Architectural fragment, Cashel, Co. Tipperary
Co. Tipperary |
Ritual/Ceremonial
Cashel is a town accustomed to grand gestures in stone, most of them visible from a considerable distance.
But tucked into the lower courses of the northeast boundary wall of St. John's graveyard is something far quieter: a small limestone fragment, roughly 38 centimetres by 16, carved with a scroll motif and mortared into the wall's internal face almost as an afterthought. It is the kind of thing that rewards a slow walk along the boundary rather than a glance from the gate.

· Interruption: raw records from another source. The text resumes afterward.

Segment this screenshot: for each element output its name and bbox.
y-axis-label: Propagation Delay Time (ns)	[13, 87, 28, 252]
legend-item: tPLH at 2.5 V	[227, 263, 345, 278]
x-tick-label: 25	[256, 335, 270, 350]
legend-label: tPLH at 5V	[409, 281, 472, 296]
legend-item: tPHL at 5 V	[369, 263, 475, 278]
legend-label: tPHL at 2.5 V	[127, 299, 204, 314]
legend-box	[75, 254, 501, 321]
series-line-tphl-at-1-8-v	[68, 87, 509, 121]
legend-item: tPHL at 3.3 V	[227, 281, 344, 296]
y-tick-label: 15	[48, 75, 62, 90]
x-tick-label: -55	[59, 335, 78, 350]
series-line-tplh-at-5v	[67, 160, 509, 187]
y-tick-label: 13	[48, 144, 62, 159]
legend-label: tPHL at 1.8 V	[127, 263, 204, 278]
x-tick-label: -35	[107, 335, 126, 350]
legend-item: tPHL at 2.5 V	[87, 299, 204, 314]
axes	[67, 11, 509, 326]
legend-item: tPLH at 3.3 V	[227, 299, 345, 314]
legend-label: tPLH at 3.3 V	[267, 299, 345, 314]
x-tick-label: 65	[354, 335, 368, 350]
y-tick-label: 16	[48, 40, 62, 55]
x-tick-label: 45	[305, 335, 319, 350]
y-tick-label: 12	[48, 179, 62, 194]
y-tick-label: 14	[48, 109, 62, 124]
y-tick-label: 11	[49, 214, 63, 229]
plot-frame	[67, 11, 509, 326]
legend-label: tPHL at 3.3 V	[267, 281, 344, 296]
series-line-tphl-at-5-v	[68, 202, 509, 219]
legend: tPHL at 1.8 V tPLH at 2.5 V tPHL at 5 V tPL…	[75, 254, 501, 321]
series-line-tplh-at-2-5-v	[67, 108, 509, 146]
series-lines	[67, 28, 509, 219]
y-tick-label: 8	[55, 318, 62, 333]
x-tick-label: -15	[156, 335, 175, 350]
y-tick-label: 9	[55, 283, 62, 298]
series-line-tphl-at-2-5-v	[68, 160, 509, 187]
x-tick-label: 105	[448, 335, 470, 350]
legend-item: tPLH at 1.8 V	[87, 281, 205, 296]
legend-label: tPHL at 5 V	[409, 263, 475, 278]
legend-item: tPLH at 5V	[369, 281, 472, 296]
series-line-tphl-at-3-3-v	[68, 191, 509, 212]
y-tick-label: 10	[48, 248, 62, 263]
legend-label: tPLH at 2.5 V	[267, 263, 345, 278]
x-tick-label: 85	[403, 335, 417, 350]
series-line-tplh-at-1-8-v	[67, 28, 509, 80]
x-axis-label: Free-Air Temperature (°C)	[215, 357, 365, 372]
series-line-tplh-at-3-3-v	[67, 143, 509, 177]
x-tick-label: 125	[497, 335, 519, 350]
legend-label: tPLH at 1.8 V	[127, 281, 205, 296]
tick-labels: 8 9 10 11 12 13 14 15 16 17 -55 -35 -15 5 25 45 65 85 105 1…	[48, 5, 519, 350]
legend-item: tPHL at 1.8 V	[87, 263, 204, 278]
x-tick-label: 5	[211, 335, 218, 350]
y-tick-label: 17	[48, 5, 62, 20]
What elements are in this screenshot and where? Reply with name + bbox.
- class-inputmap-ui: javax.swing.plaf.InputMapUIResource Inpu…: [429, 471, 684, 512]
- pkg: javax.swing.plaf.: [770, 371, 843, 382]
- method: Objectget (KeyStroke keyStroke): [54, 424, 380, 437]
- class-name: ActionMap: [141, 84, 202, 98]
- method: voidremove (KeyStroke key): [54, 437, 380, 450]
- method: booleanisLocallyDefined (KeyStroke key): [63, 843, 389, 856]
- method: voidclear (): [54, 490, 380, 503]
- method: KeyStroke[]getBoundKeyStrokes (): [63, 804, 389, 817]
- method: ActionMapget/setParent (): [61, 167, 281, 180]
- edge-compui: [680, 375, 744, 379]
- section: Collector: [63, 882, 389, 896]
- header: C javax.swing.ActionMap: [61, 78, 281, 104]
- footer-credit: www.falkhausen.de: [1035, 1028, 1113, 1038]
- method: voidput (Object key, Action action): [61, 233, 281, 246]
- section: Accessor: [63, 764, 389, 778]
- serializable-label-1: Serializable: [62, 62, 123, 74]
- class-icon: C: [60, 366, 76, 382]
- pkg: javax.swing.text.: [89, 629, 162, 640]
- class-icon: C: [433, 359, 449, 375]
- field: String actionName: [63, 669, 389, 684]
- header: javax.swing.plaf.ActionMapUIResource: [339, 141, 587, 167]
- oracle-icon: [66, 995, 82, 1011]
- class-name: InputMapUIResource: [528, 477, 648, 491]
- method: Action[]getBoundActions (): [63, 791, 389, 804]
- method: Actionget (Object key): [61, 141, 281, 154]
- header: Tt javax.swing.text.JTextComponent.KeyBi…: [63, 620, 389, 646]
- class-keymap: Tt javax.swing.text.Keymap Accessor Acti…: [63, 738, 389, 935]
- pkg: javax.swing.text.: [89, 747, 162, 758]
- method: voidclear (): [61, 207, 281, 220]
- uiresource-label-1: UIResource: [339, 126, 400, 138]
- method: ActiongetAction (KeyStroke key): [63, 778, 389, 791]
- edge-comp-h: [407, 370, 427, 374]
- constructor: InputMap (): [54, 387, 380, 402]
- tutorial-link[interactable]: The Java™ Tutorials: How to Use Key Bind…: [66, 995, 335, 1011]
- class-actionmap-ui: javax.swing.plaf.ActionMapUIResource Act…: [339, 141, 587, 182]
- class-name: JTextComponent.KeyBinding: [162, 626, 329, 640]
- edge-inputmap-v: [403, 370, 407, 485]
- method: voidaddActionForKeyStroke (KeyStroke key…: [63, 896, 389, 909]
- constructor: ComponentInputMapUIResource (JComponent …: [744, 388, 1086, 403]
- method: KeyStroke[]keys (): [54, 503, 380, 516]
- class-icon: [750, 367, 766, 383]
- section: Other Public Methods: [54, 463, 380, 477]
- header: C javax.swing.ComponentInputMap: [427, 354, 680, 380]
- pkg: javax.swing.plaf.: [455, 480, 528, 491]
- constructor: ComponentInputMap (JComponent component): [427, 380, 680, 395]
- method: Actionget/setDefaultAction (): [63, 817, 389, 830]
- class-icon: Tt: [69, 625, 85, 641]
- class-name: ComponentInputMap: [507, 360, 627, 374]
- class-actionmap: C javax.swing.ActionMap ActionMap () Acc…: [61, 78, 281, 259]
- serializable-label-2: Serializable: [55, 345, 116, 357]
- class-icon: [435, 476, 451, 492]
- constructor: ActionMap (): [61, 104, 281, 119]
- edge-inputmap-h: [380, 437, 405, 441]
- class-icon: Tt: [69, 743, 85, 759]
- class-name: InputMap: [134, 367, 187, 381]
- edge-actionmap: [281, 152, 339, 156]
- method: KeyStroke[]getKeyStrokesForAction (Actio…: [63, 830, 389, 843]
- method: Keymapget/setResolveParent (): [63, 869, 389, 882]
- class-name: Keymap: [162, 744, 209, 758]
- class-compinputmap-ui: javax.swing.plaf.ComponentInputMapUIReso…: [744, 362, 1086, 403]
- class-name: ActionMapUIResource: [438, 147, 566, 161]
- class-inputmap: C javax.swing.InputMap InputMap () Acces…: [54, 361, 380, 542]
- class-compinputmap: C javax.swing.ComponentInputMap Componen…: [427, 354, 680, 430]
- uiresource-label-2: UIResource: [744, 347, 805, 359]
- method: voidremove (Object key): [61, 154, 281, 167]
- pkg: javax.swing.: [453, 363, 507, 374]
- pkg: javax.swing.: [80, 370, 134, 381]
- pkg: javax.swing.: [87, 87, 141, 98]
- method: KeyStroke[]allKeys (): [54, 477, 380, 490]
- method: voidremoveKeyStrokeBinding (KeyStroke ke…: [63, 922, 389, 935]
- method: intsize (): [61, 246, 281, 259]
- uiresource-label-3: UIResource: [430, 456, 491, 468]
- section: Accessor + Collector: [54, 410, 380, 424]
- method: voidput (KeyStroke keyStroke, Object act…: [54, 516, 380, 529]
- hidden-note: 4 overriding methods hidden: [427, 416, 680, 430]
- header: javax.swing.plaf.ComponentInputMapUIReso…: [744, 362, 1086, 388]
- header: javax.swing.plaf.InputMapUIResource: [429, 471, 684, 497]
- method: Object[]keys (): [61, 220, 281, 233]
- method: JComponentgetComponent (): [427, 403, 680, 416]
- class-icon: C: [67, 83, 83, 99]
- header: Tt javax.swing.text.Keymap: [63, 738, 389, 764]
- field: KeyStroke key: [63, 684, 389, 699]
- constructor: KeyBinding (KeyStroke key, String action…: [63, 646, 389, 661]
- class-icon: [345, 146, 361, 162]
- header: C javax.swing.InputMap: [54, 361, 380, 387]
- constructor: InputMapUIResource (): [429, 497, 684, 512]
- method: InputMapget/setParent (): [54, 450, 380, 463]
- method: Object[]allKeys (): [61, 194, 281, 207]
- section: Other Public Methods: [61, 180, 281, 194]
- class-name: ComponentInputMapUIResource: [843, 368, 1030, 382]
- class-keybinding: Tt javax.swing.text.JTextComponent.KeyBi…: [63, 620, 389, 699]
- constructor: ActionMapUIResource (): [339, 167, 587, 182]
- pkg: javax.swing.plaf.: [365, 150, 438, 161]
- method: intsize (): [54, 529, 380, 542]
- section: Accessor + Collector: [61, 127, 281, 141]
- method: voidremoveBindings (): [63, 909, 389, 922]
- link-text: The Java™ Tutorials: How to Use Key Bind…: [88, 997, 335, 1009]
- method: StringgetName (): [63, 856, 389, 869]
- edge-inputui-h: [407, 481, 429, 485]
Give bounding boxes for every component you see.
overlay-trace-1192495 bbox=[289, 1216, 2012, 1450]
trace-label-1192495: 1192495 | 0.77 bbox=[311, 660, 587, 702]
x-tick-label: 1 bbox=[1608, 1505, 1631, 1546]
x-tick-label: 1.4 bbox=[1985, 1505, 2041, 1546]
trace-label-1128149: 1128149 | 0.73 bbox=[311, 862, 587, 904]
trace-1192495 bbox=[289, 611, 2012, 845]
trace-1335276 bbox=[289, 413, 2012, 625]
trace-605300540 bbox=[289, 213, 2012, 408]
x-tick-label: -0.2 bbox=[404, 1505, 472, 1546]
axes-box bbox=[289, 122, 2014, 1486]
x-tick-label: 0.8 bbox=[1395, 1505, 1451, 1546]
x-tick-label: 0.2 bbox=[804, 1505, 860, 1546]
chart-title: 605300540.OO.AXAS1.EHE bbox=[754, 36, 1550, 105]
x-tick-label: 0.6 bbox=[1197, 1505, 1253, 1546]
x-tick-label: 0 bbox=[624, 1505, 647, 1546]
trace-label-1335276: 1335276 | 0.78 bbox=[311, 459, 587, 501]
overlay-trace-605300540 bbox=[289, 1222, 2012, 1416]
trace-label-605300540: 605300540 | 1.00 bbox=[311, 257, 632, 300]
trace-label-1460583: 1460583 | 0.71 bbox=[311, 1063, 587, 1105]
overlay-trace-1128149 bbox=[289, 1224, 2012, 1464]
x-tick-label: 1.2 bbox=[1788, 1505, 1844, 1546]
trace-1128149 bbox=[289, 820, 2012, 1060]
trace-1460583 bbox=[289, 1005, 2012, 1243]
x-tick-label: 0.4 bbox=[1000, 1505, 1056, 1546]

The fragment is thought to have come originally from a medieval church that once stood on the site now occupied by St. John's Church of Ireland Cathedral. Wall monuments, which were carved commemorative panels set into the interior walls of churches, were common features of medieval ecclesiastical buildings, and the scroll decoration on this piece is consistent with that tradition. At some point, the stone was displaced from its original context and reused as building material in the graveyard wall, a fate that was not uncommon for carved stonework when older structures were demolished, modified, or simply fell into ruin. The practice of incorporating earlier carved stones into later masonry is sometimes called spolia, and it has the odd effect of preserving fragments that might otherwise have been lost entirely, even if it removes them from their original meaning and setting.